Du côté de l’autorégulation, le président de l’Observatoire de la presse du Burundi (Opb), Innocent Muhozi, a disculpé la Rpa qui, a ses yeux, n’aurait violé aucune disposition du code d’éthique et de déontologie qui est l’élément central du métier de journaliste.

La Rpa est réputée pour la liberté de ton ainsi que pour ses investigations sur des dossiers sensibles, comme dans le cas présent des entraînements paramilitaires supposés de jeunes affiliés au parti actuellement au pouvoir.

La « voix des sans voix » est aussi une radio qui jouit d’une oreille attentive des plus petites gens, tout comme des grands au Burundi où aux heures de grande écoute, ses nouvelles sont suivies par plus de 1,5 million d’auditeurs, selon une récente étude d’audience des médias qui a été commanditée par l’institut Panos Grands Lacs (un organisme indépendant de défense et de promotion de la liberté de la presse dans la région des Grands Lacs).

S’agissant des risques de sanctions qu’encourt la Rpa, le président du Cnc n’a pas voulu les révéler immédiatement mais on sait que la loi sur la presse prévoit que « tout organe de presse ou de communication qui sert de support à la commission de l’un quelconque des délits visés à l’article 18 et 19, doit réparer les dommages causés et dont les montants et les modalités sont fixés par la juridiction qui a qualifié et statué sur le délit en question ».

L’article 19 de la loi sur la presse dispose que: « le droit de diffuser des informations ou de publier des documents ne peut être invoqué si ceux-ci sont en rapport avec le secret de la défense nationale, de la sûreté de l’Etat et de la sécurité publique (…), des informations faisant la propagande de l’ennemi de la nation burundaise, en temps de paix comme en cas de guerre, (…), des documents ou enregistrements de nature confidentielle ou secrète concernant les opérations militaires, la défense nationale, l’activité diplomatique » (…).

On rappelle que la nouvelle loi sur la presse n°1/11 du 4 juin 2013 portant modification de la loi n°1/025 du 27 novembre 2003 a été vite attaquée en inconstitutionnalité par l’Union burundaise des journalistes (Ubj, syndicat indépendant) pour son caractère « liberticide ».

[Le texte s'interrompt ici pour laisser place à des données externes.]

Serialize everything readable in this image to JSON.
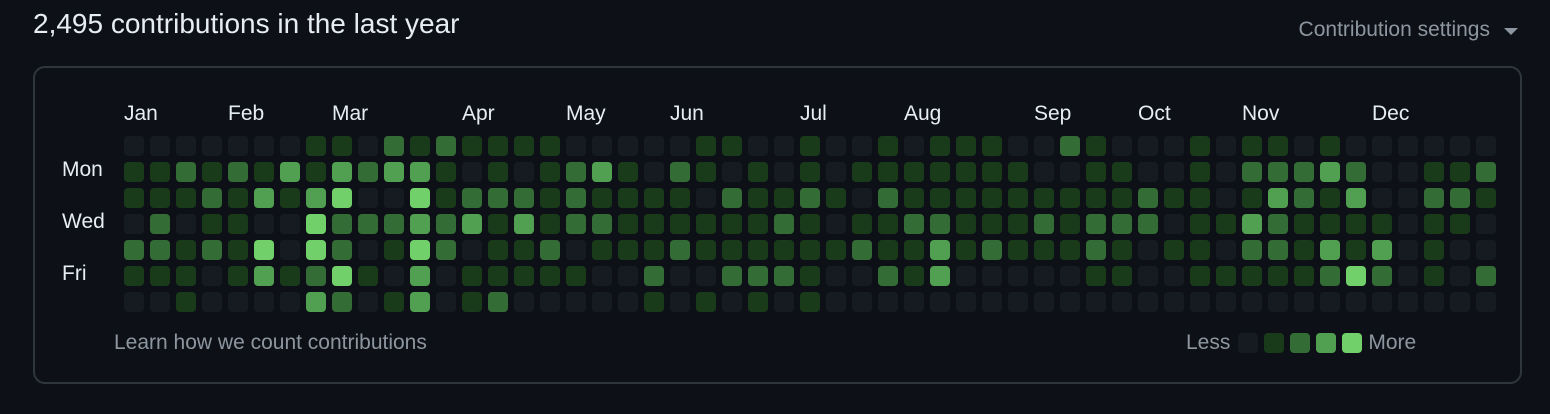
{
  "header": {
    "title": "2,495 contributions in the last year",
    "settings_label": "Contribution settings",
    "settings_icon": "caret-down-icon"
  },
  "graph": {
    "months": [
      {
        "label": "Jan",
        "col": 0
      },
      {
        "label": "Feb",
        "col": 4
      },
      {
        "label": "Mar",
        "col": 8
      },
      {
        "label": "Apr",
        "col": 13
      },
      {
        "label": "May",
        "col": 17
      },
      {
        "label": "Jun",
        "col": 21
      },
      {
        "label": "Jul",
        "col": 26
      },
      {
        "label": "Aug",
        "col": 30
      },
      {
        "label": "Sep",
        "col": 35
      },
      {
        "label": "Oct",
        "col": 39
      },
      {
        "label": "Nov",
        "col": 43
      },
      {
        "label": "Dec",
        "col": 48
      }
    ],
    "days": [
      {
        "label": "Mon",
        "row": 1
      },
      {
        "label": "Wed",
        "row": 3
      },
      {
        "label": "Fri",
        "row": 5
      }
    ],
    "colors": [
      "#161b22",
      "#193b19",
      "#346c35",
      "#519f50",
      "#72d06b"
    ],
    "weeks": [
      [
        0,
        1,
        1,
        0,
        2,
        1,
        0
      ],
      [
        0,
        1,
        1,
        2,
        2,
        1,
        0
      ],
      [
        0,
        2,
        1,
        0,
        1,
        1,
        1
      ],
      [
        0,
        1,
        2,
        1,
        2,
        0,
        0
      ],
      [
        0,
        2,
        1,
        1,
        1,
        1,
        0
      ],
      [
        0,
        1,
        3,
        0,
        4,
        3,
        0
      ],
      [
        0,
        3,
        1,
        0,
        0,
        1,
        0
      ],
      [
        1,
        1,
        3,
        4,
        4,
        2,
        3
      ],
      [
        1,
        3,
        4,
        2,
        2,
        4,
        2
      ],
      [
        0,
        2,
        0,
        2,
        0,
        1,
        0
      ],
      [
        2,
        3,
        0,
        2,
        1,
        0,
        1
      ],
      [
        1,
        3,
        4,
        3,
        4,
        3,
        3
      ],
      [
        2,
        1,
        1,
        2,
        2,
        0,
        0
      ],
      [
        1,
        0,
        2,
        3,
        0,
        1,
        1
      ],
      [
        1,
        1,
        2,
        1,
        1,
        1,
        2
      ],
      [
        1,
        0,
        2,
        3,
        1,
        1,
        0
      ],
      [
        1,
        1,
        1,
        1,
        2,
        1,
        0
      ],
      [
        0,
        2,
        2,
        2,
        0,
        1,
        0
      ],
      [
        0,
        3,
        1,
        2,
        1,
        0,
        0
      ],
      [
        0,
        1,
        1,
        1,
        1,
        0,
        0
      ],
      [
        0,
        0,
        1,
        1,
        1,
        2,
        1
      ],
      [
        0,
        2,
        1,
        1,
        2,
        0,
        0
      ],
      [
        1,
        1,
        0,
        1,
        1,
        0,
        1
      ],
      [
        1,
        0,
        2,
        1,
        1,
        2,
        0
      ],
      [
        0,
        1,
        1,
        1,
        1,
        2,
        1
      ],
      [
        0,
        0,
        1,
        2,
        1,
        2,
        0
      ],
      [
        1,
        1,
        2,
        1,
        1,
        1,
        1
      ],
      [
        0,
        0,
        1,
        0,
        1,
        0,
        0
      ],
      [
        0,
        1,
        0,
        1,
        2,
        0,
        0
      ],
      [
        1,
        1,
        2,
        1,
        1,
        2,
        0
      ],
      [
        0,
        1,
        1,
        2,
        1,
        1,
        0
      ],
      [
        1,
        1,
        1,
        2,
        3,
        3,
        0
      ],
      [
        1,
        1,
        1,
        1,
        1,
        0,
        0
      ],
      [
        1,
        1,
        1,
        1,
        2,
        0,
        0
      ],
      [
        0,
        1,
        1,
        1,
        1,
        0,
        0
      ],
      [
        0,
        0,
        1,
        2,
        1,
        0,
        0
      ],
      [
        2,
        0,
        1,
        1,
        1,
        0,
        0
      ],
      [
        1,
        1,
        1,
        2,
        2,
        1,
        0
      ],
      [
        0,
        1,
        1,
        2,
        1,
        1,
        0
      ],
      [
        0,
        0,
        2,
        2,
        0,
        0,
        0
      ],
      [
        0,
        0,
        1,
        0,
        1,
        0,
        0
      ],
      [
        1,
        1,
        1,
        1,
        1,
        1,
        0
      ],
      [
        0,
        0,
        0,
        1,
        0,
        1,
        0
      ],
      [
        1,
        2,
        1,
        3,
        2,
        1,
        0
      ],
      [
        1,
        2,
        3,
        2,
        2,
        1,
        0
      ],
      [
        0,
        2,
        2,
        1,
        1,
        1,
        0
      ],
      [
        1,
        3,
        1,
        1,
        3,
        2,
        0
      ],
      [
        0,
        2,
        3,
        1,
        1,
        4,
        0
      ],
      [
        0,
        0,
        0,
        1,
        3,
        2,
        0
      ],
      [
        0,
        0,
        0,
        0,
        0,
        0,
        0
      ],
      [
        0,
        1,
        2,
        1,
        1,
        1,
        0
      ],
      [
        0,
        1,
        2,
        1,
        0,
        0,
        0
      ],
      [
        0,
        2,
        1,
        0,
        0,
        2,
        0
      ]
    ]
  },
  "footer": {
    "learn_link": "Learn how we count contributions",
    "legend_less": "Less",
    "legend_more": "More",
    "legend_levels": [
      0,
      1,
      2,
      3,
      4
    ]
  }
}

Quelques articles ont été jugés bons à être modifiés comme dans le cas des amendes « exorbitantes » qui pouvaient aller jusqu’à huit millions de francs burundais (près de 6.000 dollars américains) dans certains cas de délits de presse supposés graves.

L’Ubj n’a pas été satisfaite et a introduit un recours auprès de la Cour de justice de la Communauté est-africaine (Cea) de libre échange qui est basée à Arusha en Tanzanie et dont on attend toujours le verdict.